Ich bin durch einen judobegeisterten Vater darauf gekommen und mache seit 1999 Judo.

  1. Welcher war Dein erster Verein?

Angefangen habe im TSV Abensberg, wo ich heute noch immer trainiere.

  1. Wer ist Dein Lieblingspartner?

Mein Vereinskollege Phillip Graf.

  1. Welche ist Deine Lieblingstechnik?

Im Stand der O-uchi-gari (Große Innensichel) und im Boden die „Gurke“.

  1. Was war Dein schönster Kampf?

Gegen den aus Portugal stammenden Sergiu Oleinic, als ich Dritter der Europameisterschaft wurde. 

  1. Was waren außerdem Deine größten Erfolge?

            Meine dreimaligen EM-Teilnahmen. Ich war auch dreimal Deutscher Meister und die Olympia-Teilnahme in Rio de Janeiro war etwas ganz Besonderes.

  1. Wie bereitest Du Dich unmittelbar auf einen Wettkampf vor?

Ich höre dann immer Rockmusik.

  1. Wie lautet Dein Tipp für junge Athleten, damit sie auch so erfolgreich werden wie du?

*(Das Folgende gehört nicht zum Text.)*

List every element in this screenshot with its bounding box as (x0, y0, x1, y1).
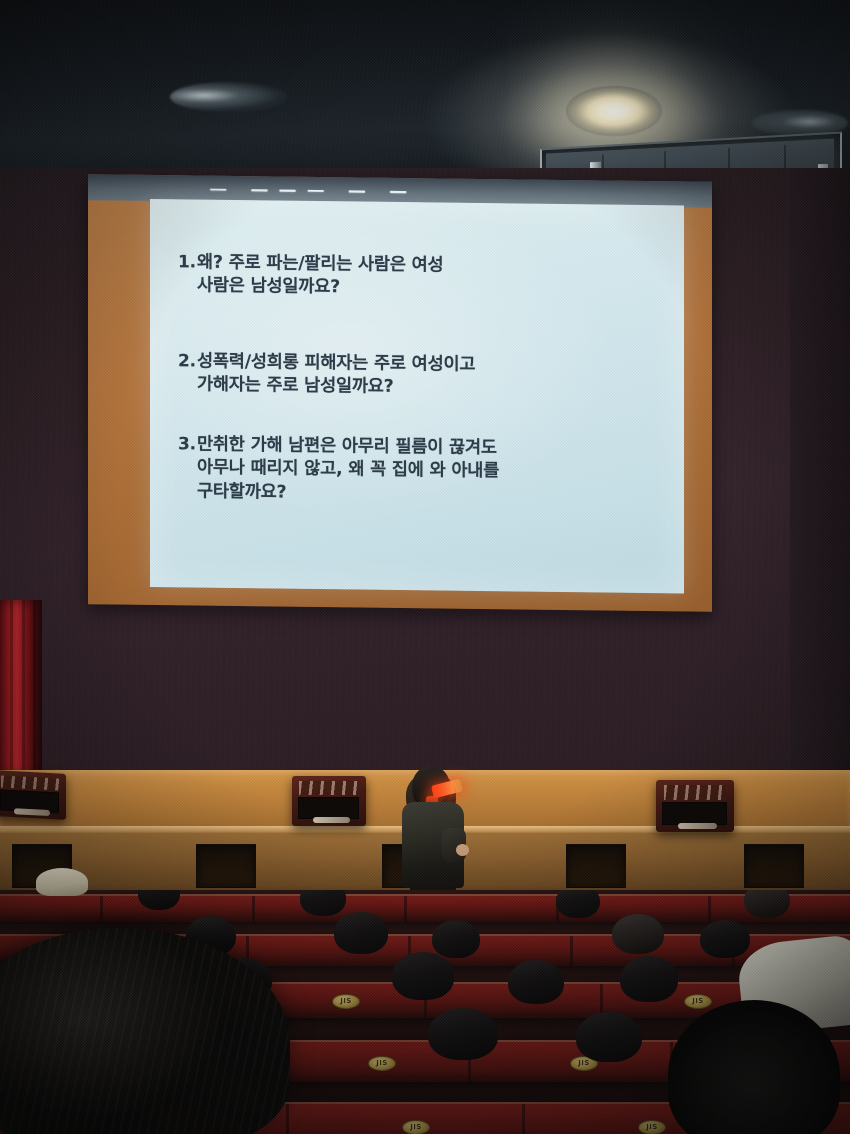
slide-content: 1. 왜? 주로 파는/팔리는 사람은 여성 사람은 남성일까요? 2. 성폭력… (178, 251, 664, 577)
monitor-feet (678, 823, 717, 829)
ceiling-light-left-icon (170, 82, 288, 112)
seat-number-plate: JIS (638, 1120, 666, 1134)
seat-number-plate: JIS (332, 994, 360, 1009)
stage-monitor-right (656, 780, 734, 832)
stage-monitor-center-left (292, 776, 366, 826)
stage-panel-5 (744, 844, 804, 888)
monitor-slats (1, 775, 59, 791)
audience-head (612, 914, 664, 954)
monitor-feet (14, 808, 50, 816)
stage-monitor-left (0, 770, 66, 820)
back-wall-right (790, 168, 850, 790)
audience-head (508, 960, 564, 1004)
question-1-number: 1. (178, 251, 196, 274)
audience-head (620, 956, 678, 1002)
audience-head (700, 920, 750, 958)
audience-head (428, 1008, 498, 1060)
audience-head (334, 912, 388, 954)
presenter-hand (456, 844, 469, 856)
seat-number-plate: JIS (684, 994, 712, 1009)
seat-number-plate: JIS (368, 1056, 396, 1071)
monitor-grille (298, 797, 359, 819)
stage-panel-2 (196, 844, 256, 888)
monitor-grille (662, 802, 726, 825)
monitor-slats (664, 785, 726, 800)
projection-screen: ㄴ ㄹㄹㄴ ㄹ ㄹ 1. 왜? 주로 파는/팔리는 사람은 여성 사람은 남성일… (88, 174, 712, 612)
audience-head (432, 920, 480, 958)
monitor-feet (313, 817, 350, 823)
seat-number-plate: JIS (402, 1120, 430, 1134)
auditorium-photo: ㄴ ㄹㄹㄴ ㄹ ㄹ 1. 왜? 주로 파는/팔리는 사람은 여성 사람은 남성일… (0, 0, 850, 1134)
question-2-number: 2. (178, 350, 196, 373)
monitor-slats (299, 781, 358, 795)
audience-head (556, 890, 600, 918)
slide-surface: 1. 왜? 주로 파는/팔리는 사람은 여성 사람은 남성일까요? 2. 성폭력… (150, 199, 684, 594)
slide-question-1: 1. 왜? 주로 파는/팔리는 사람은 여성 사람은 남성일까요? (178, 251, 664, 304)
seat-row (0, 894, 850, 922)
slide-question-2: 2. 성폭력/성희롱 피해자는 주로 여성이고 가해자는 주로 남성일까요? (178, 350, 664, 403)
question-3-number: 3. (178, 433, 196, 456)
audience-head (576, 1012, 642, 1062)
audience-head (392, 952, 454, 1000)
ceiling-light-center-icon (566, 86, 662, 136)
question-3-text: 만취한 가해 남편은 아무리 필름이 끊겨도 아무나 때리지 않고, 왜 꼭 집… (178, 433, 664, 509)
stage-panel-4 (566, 844, 626, 888)
slide-question-3: 3. 만취한 가해 남편은 아무리 필름이 끊겨도 아무나 때리지 않고, 왜 … (178, 433, 664, 509)
slide-title-text: ㄴ ㄹㄹㄴ ㄹ ㄹ (206, 189, 506, 198)
question-1-text: 왜? 주로 파는/팔리는 사람은 여성 사람은 남성일까요? (178, 251, 664, 304)
question-2-text: 성폭력/성희롱 피해자는 주로 여성이고 가해자는 주로 남성일까요? (178, 350, 664, 403)
audience-cap (36, 868, 88, 896)
audience-head (744, 890, 790, 918)
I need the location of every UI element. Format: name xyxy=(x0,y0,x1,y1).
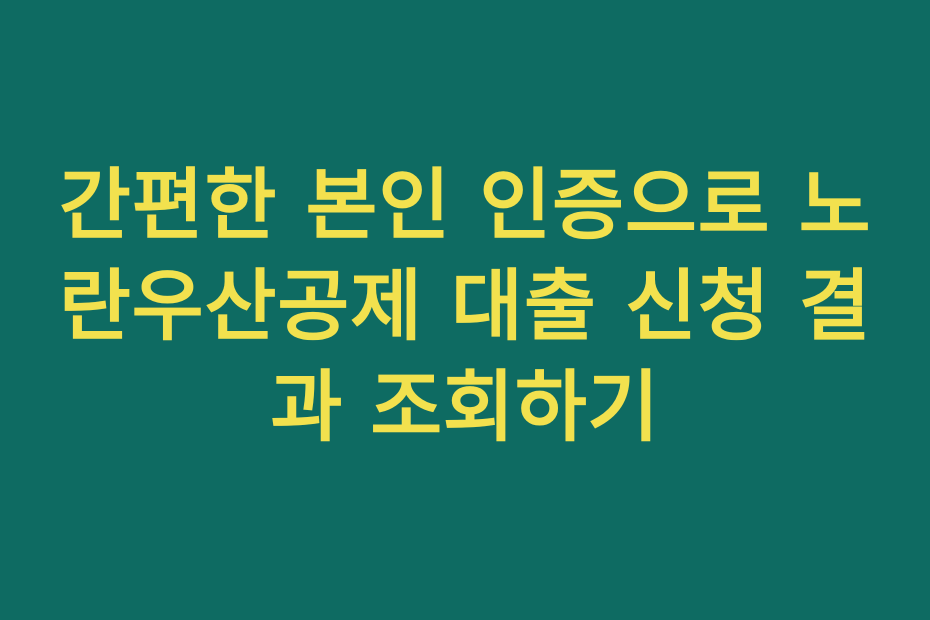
title-glyph: 인 xyxy=(378,156,450,257)
title-glyph: 제 xyxy=(350,257,422,358)
title-glyph: 공 xyxy=(277,257,349,358)
title-line-3: 과 조회하기 xyxy=(59,358,871,459)
title-glyph: 결 xyxy=(799,257,871,358)
title-glyph: 대 xyxy=(451,257,523,358)
title-card-canvas: 간편한 본인 인증으로 노 란우산공제 대출 신청 결 과 조회하기 xyxy=(0,0,930,620)
title-glyph: 란 xyxy=(59,257,131,358)
title-glyph: 증 xyxy=(552,156,624,257)
title-glyph: 청 xyxy=(698,257,770,358)
title-glyph: 출 xyxy=(524,257,596,358)
title-glyph: 노 xyxy=(799,156,871,257)
title-glyph-space xyxy=(771,257,799,358)
title-glyph-space xyxy=(597,257,625,358)
page-title: 간편한 본인 인증으로 노 란우산공제 대출 신청 결 과 조회하기 xyxy=(59,156,871,465)
title-glyph: 한 xyxy=(205,156,277,257)
title-glyph-space xyxy=(771,156,799,257)
title-glyph: 산 xyxy=(205,257,277,358)
title-line-1: 간편한 본인 인증으로 노 xyxy=(59,156,871,257)
title-glyph-space xyxy=(277,156,305,257)
title-glyph: 으 xyxy=(625,156,697,257)
title-glyph: 우 xyxy=(132,257,204,358)
title-glyph: 인 xyxy=(479,156,551,257)
title-line-2: 란우산공제 대출 신청 결 xyxy=(59,257,871,358)
title-glyph: 간 xyxy=(59,156,131,257)
title-glyph: 편 xyxy=(132,156,204,257)
title-glyph: 본 xyxy=(306,156,378,257)
title-glyph: 로 xyxy=(698,156,770,257)
title-glyph: 신 xyxy=(625,257,697,358)
title-glyph-space xyxy=(423,257,451,358)
title-glyph-space xyxy=(451,156,479,257)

Bei Rückschlägen immer wieder zurückkommen.

  1. Was bist Du von Beruf?

            Polizeiobermeister

  1. Warum machst du Judo?

Weil man da sein Schicksal selbst in die Hand nehmen kann. 

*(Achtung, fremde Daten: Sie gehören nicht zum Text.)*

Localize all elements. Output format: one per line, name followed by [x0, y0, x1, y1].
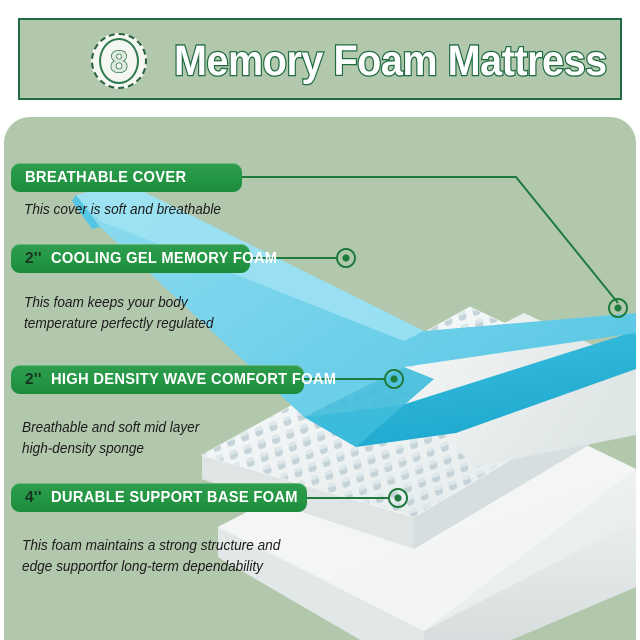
callout-pill-base-foam[interactable]: 4'' DURABLE SUPPORT BASE FOAM: [11, 483, 307, 512]
callout-measure-cooling-gel: 2'': [25, 250, 42, 268]
header-band: 8 Memory Foam Mattress: [18, 18, 622, 100]
callout-measure-base-foam: 4'': [25, 489, 42, 507]
callout-pill-breathable-cover[interactable]: BREATHABLE COVER: [11, 163, 242, 192]
callout-label-breathable-cover: BREATHABLE COVER: [25, 169, 186, 187]
callout-label-base-foam: DURABLE SUPPORT BASE FOAM: [51, 489, 298, 507]
infographic-page: 8 Memory Foam Mattress: [0, 0, 640, 640]
callout-label-cooling-gel: COOLING GEL MEMORY FOAM: [51, 250, 277, 268]
callout-description-base-foam: This foam maintains a strong structure a…: [22, 536, 280, 577]
content-panel: BREATHABLE COVER This cover is soft and …: [4, 117, 636, 640]
callout-description-cooling-gel: This foam keeps your body temperature pe…: [24, 293, 213, 334]
badge-number: 8: [110, 46, 127, 77]
page-title: Memory Foam Mattress: [174, 32, 607, 90]
callout-pill-cooling-gel[interactable]: 2'' COOLING GEL MEMORY FOAM: [11, 244, 250, 273]
callout-measure-wave-comfort-foam: 2'': [25, 371, 42, 389]
callout-label-wave-comfort-foam: HIGH DENSITY WAVE COMFORT FOAM: [51, 371, 336, 389]
callout-pill-wave-comfort-foam[interactable]: 2'' HIGH DENSITY WAVE COMFORT FOAM: [11, 365, 304, 394]
step-number-badge: 8: [91, 33, 147, 89]
callout-description-breathable-cover: This cover is soft and breathable: [24, 200, 221, 221]
callout-description-wave-comfort-foam: Breathable and soft mid layer high-densi…: [22, 418, 199, 459]
badge-inner-ring: 8: [99, 38, 139, 84]
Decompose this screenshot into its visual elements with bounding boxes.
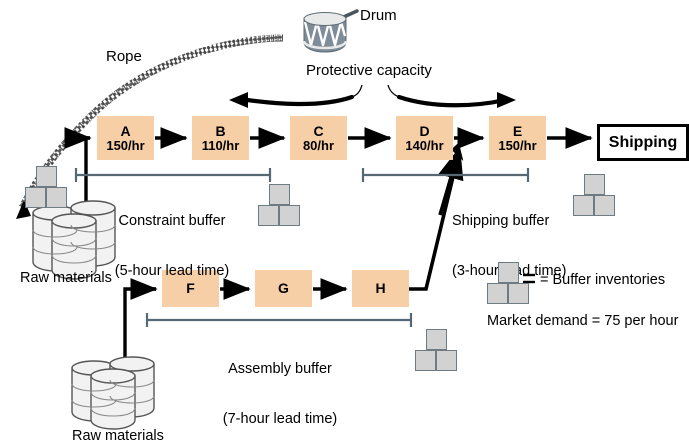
- raw-materials-label-upper: Raw materials: [20, 270, 112, 286]
- raw-materials-label-lower: Raw materials: [72, 428, 164, 444]
- process-label-H: H: [375, 281, 385, 296]
- diagram-canvas: A 150/hr B 110/hr C 80/hr D 140/hr E 150…: [0, 0, 689, 448]
- assembly-buffer-caption: Assembly buffer (7-hour lead time): [180, 328, 380, 448]
- drum-label: Drum: [360, 7, 397, 24]
- legend-block-top: [498, 262, 519, 283]
- legend-block-bottom-right: [508, 283, 529, 304]
- process-label-A: A: [120, 124, 130, 139]
- process-box-A[interactable]: A 150/hr: [97, 116, 154, 160]
- process-rate-D: 140/hr: [405, 139, 443, 153]
- process-box-H[interactable]: H: [352, 270, 409, 307]
- process-box-B[interactable]: B 110/hr: [192, 116, 249, 160]
- constraint-buffer-label: Constraint buffer: [72, 213, 272, 230]
- inventory-block-top: [584, 174, 605, 195]
- inventory-block-bottom-right: [436, 350, 457, 371]
- inventory-block-top: [269, 184, 290, 205]
- inventory-block-bottom-right: [594, 195, 615, 216]
- bracket-assembly-buffer: [147, 313, 411, 327]
- inventory-block-top: [36, 166, 57, 187]
- legend-buffer-inventories-text: = Buffer inventories: [540, 272, 665, 288]
- process-rate-A: 150/hr: [106, 139, 144, 153]
- process-label-C: C: [313, 124, 323, 139]
- process-rate-B: 110/hr: [202, 139, 240, 153]
- process-label-E: E: [513, 124, 522, 139]
- shipping-label: Shipping: [609, 134, 677, 152]
- inventory-block-bottom-right: [279, 205, 300, 226]
- legend-block-bottom-left: [487, 283, 508, 304]
- inventory-block-bottom-left: [573, 195, 594, 216]
- process-rate-C: 80/hr: [303, 139, 334, 153]
- inventory-stack-assembly: [415, 329, 459, 371]
- process-label-D: D: [419, 124, 429, 139]
- process-box-C[interactable]: C 80/hr: [290, 116, 347, 160]
- assembly-buffer-leadtime: (7-hour lead time): [180, 411, 380, 428]
- raw-materials-barrels-lower: [72, 357, 154, 429]
- process-box-D[interactable]: D 140/hr: [396, 116, 453, 160]
- rope-label: Rope: [106, 48, 142, 65]
- constraint-buffer-caption: Constraint buffer (5-hour lead time): [72, 180, 272, 313]
- inventory-stack-constraint: [258, 184, 302, 226]
- protective-capacity-arrows: [229, 85, 516, 108]
- inventory-block-bottom-left: [415, 350, 436, 371]
- process-rate-E: 150/hr: [498, 139, 536, 153]
- process-box-E[interactable]: E 150/hr: [489, 116, 546, 160]
- process-label-G: G: [278, 281, 289, 296]
- inventory-stack-shipping: [573, 174, 617, 216]
- assembly-buffer-label: Assembly buffer: [180, 361, 380, 378]
- inventory-block-bottom-right: [46, 187, 67, 208]
- inventory-block-top: [426, 329, 447, 350]
- inventory-block-bottom-left: [25, 187, 46, 208]
- legend-inventory-icon: [487, 262, 531, 304]
- legend-market-demand-text: Market demand = 75 per hour: [487, 313, 678, 329]
- inventory-stack-raw-upper: [25, 166, 69, 208]
- inventory-block-bottom-left: [258, 205, 279, 226]
- drum-icon: [304, 11, 357, 52]
- process-label-B: B: [215, 124, 225, 139]
- protective-capacity-label: Protective capacity: [306, 62, 432, 79]
- shipping-box[interactable]: Shipping: [597, 124, 689, 161]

Denis Weisser, Abteilungsleiter der Aiblinger TuS-Judoka und Bezirksvorsitzender Oberbayerns meinte nach dem Lehrgang: „Dass ein Weltklassejudoka wie Sebi Seidl die Zeit findet, sein Judo-Wissen an die Basis weiterzugeben, ist sensationell. Schließlich steckt er momentan in der Vorbereitung auf die Weltturniere in Paris und Düsseldorf und sammelt Quali-Punkte für die nächsten Olympischen Spiele. Die Kids und alle Trainer können glücklich sein, heute dabei gewesen zu sein.“

In der Tat zeigte Seidl seine Top-Form auf Weltniveau kurze Zeit später:

Am Wochenende startete er beim Grand Slam in Paris. Dort besiegte der WM-Siebte von 2015 im Kampf um Bronze den Franzosen Kilian Le Blouch in der Klasse bis 66 kg in der Verlängerung und sicherte sich im Hexenkessel von Paris-Bercy trotz Heimvorteils seines Kontrahenten einen hervorragenden dritten Platz. Ihm gelang im Golden Score eine große Innensichel, mit der er, konditions- und nervenstark, den Lokalmatador zu Fall brachte. Paris galt davor nicht als sein Lieblingsturnier, doch mit dieser starken Leistung in einem absoluten Weltklassefeld machte er einmal mehr eindrucksvoll auf sich aufmerksam.

Man darf nun auf das folgende Grand-Slam-Turnier in Düsseldorf gespannt sein, bei dem Sebastian Seidl starten wird und wo ihm die Unterstützung seiner Aiblinger Fans sicher sein wird, die mit einer Delegation an den Rhein reisen werden.